“Jadi semuanya merupakan kesalahan IMFA sendiri itu alasan dari majelis arbitrase Den Haag. Tentunya pemerintah Indonesia sebagai negara rumah istilahnya tidak bisa dipersalahkan. Karenanya arbitrase memutuskan menolak gugatan ganti rugi IMFA sebesar 469 juta USD,” imbuh Prasetyo.
Berdasarkan Article III New York Convention, Pemerintah RI berhak melakukan penagihan terhadap pengembalian biaya yang dikeluarkan selama proses arbitrase sebesar USD 2.975,017 dan GBP 361.247,23.
Putusan Arbitrase a quo bersifat final dan mengikat (final and binding) namun berdasarkan Article 71 English Arbitration Act 1996, pihak yang kalah masih diberi kesempatan untuk mengajukan challenge or appeal terhadap putusan dalam waktu 28 hari sejak putusan, yakni paling lambat tanggal 26 April 2019.
Prasetyo mengatakan kemenangan ini jadi bukti kegigihan pemerintah untuk menjaga dan mengamankan sumber daya alam untuk kepentingan masyarakat. Dia mengapresiasi seluruh pihak yang terlibat.

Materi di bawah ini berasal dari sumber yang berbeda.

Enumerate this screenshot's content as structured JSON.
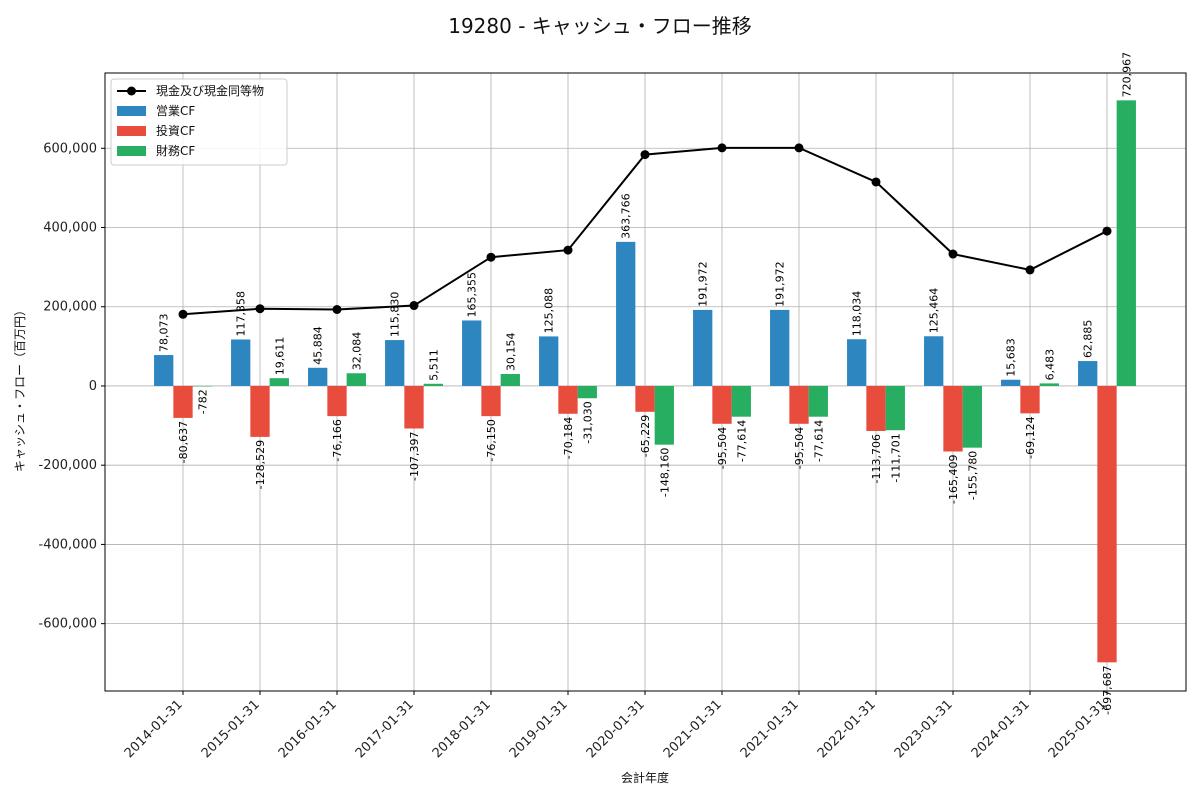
{
  "chart_data": {
    "type": "bar",
    "title": "19280 - キャッシュ・フロー推移",
    "xlabel": "会計年度",
    "ylabel": "キャッシュ・フロー（百万円）",
    "categories": [
      "2014-01-31",
      "2015-01-31",
      "2016-01-31",
      "2017-01-31",
      "2018-01-31",
      "2019-01-31",
      "2020-01-31",
      "2021-01-31",
      "2021-01-31",
      "2022-01-31",
      "2023-01-31",
      "2024-01-31",
      "2025-01-31"
    ],
    "ylim": [
      -770000,
      790000
    ],
    "yticks": [
      -600000,
      -400000,
      -200000,
      0,
      200000,
      400000,
      600000
    ],
    "ytick_labels": [
      "-600,000",
      "-400,000",
      "-200,000",
      "0",
      "200,000",
      "400,000",
      "600,000"
    ],
    "grid": true,
    "legend_position": "top-left",
    "series": [
      {
        "name": "営業CF",
        "kind": "bar",
        "color": "#2e86c1",
        "values": [
          78073,
          117358,
          45884,
          115830,
          165355,
          125088,
          363766,
          191972,
          191972,
          118034,
          125464,
          15683,
          62885
        ],
        "labels": [
          "78,073",
          "117,358",
          "45,884",
          "115,830",
          "165,355",
          "125,088",
          "363,766",
          "191,972",
          "191,972",
          "118,034",
          "125,464",
          "15,683",
          "62,885"
        ]
      },
      {
        "name": "投資CF",
        "kind": "bar",
        "color": "#e74c3c",
        "values": [
          -80637,
          -128529,
          -76166,
          -107397,
          -76150,
          -70184,
          -65229,
          -95504,
          -95504,
          -113706,
          -165409,
          -69124,
          -697687
        ],
        "labels": [
          "-80,637",
          "-128,529",
          "-76,166",
          "-107,397",
          "-76,150",
          "-70,184",
          "-65,229",
          "-95,504",
          "-95,504",
          "-113,706",
          "-165,409",
          "-69,124",
          "-697,687"
        ]
      },
      {
        "name": "財務CF",
        "kind": "bar",
        "color": "#27ae60",
        "values": [
          -782,
          19611,
          32084,
          5511,
          30154,
          -31030,
          -148160,
          -77614,
          -77614,
          -111701,
          -155780,
          6483,
          720967
        ],
        "labels": [
          "-782",
          "19,611",
          "32,084",
          "5,511",
          "30,154",
          "-31,030",
          "-148,160",
          "-77,614",
          "-77,614",
          "-111,701",
          "-155,780",
          "6,483",
          "720,967"
        ]
      },
      {
        "name": "現金及び現金同等物",
        "kind": "line",
        "color": "#000000",
        "values": [
          181000,
          195000,
          193000,
          203000,
          325000,
          343000,
          584000,
          601000,
          601000,
          515000,
          333000,
          293000,
          391000
        ]
      }
    ]
  }
}
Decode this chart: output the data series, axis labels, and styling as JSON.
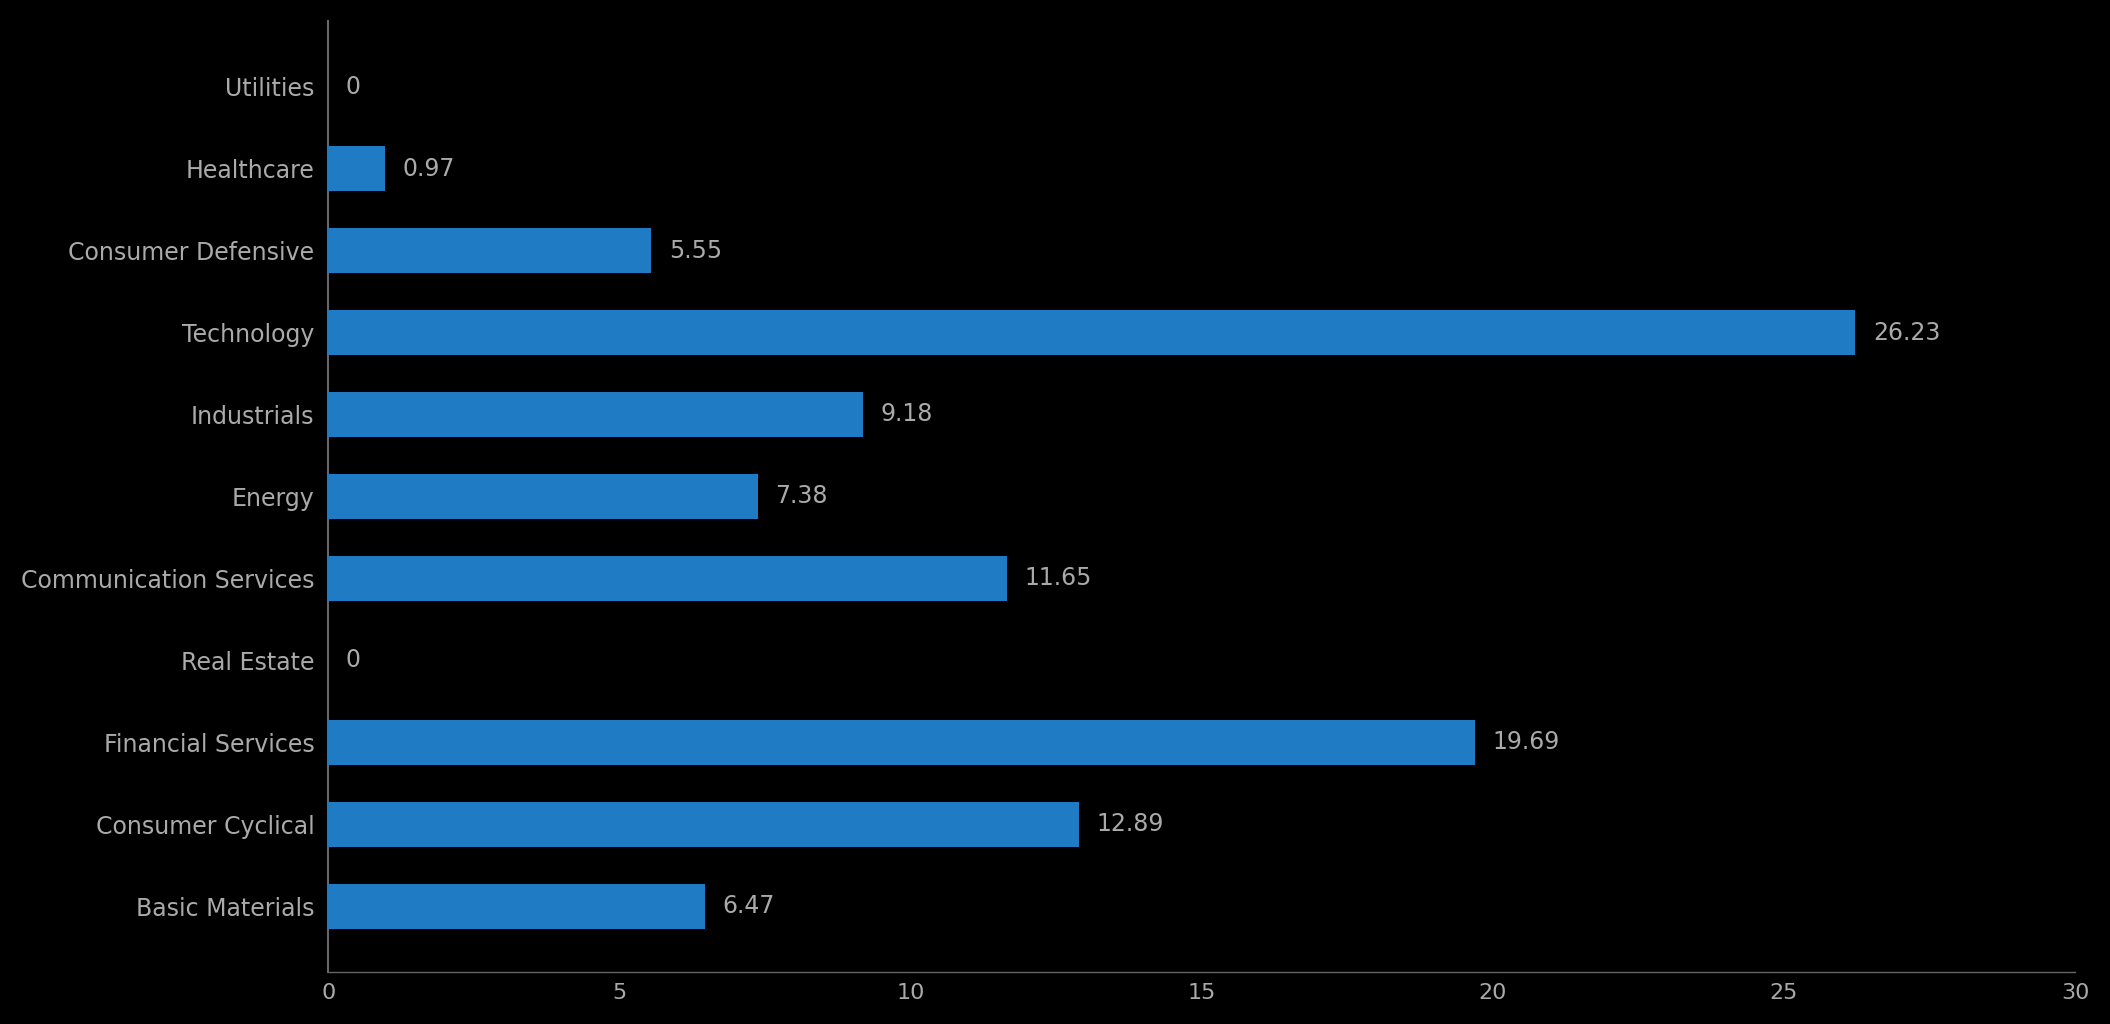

“Kerja sama disertai kesungguhan, keseriusan, dan konsentrasi penuh tersebut bukan dimaksudkan semata-mata menghindarkan pemerintah dari kekalahan sehingga harus membayar sejumlah uang yang ditentukan yang jumlahnya cukup besar. Tapi lebih dari itu untuk menunjukkan keseriusan kita untuk menjaga pengelolaan dan kekuasaan sumber kekayaan alam agar terselenggara dengan baik dan benar serta tidak merugikan bangsa dan negara kita. Terutama terhadap penguasaan asing yang harus kita jaga dan agar tidak merugikan,” ujar dia.(detikcom/d)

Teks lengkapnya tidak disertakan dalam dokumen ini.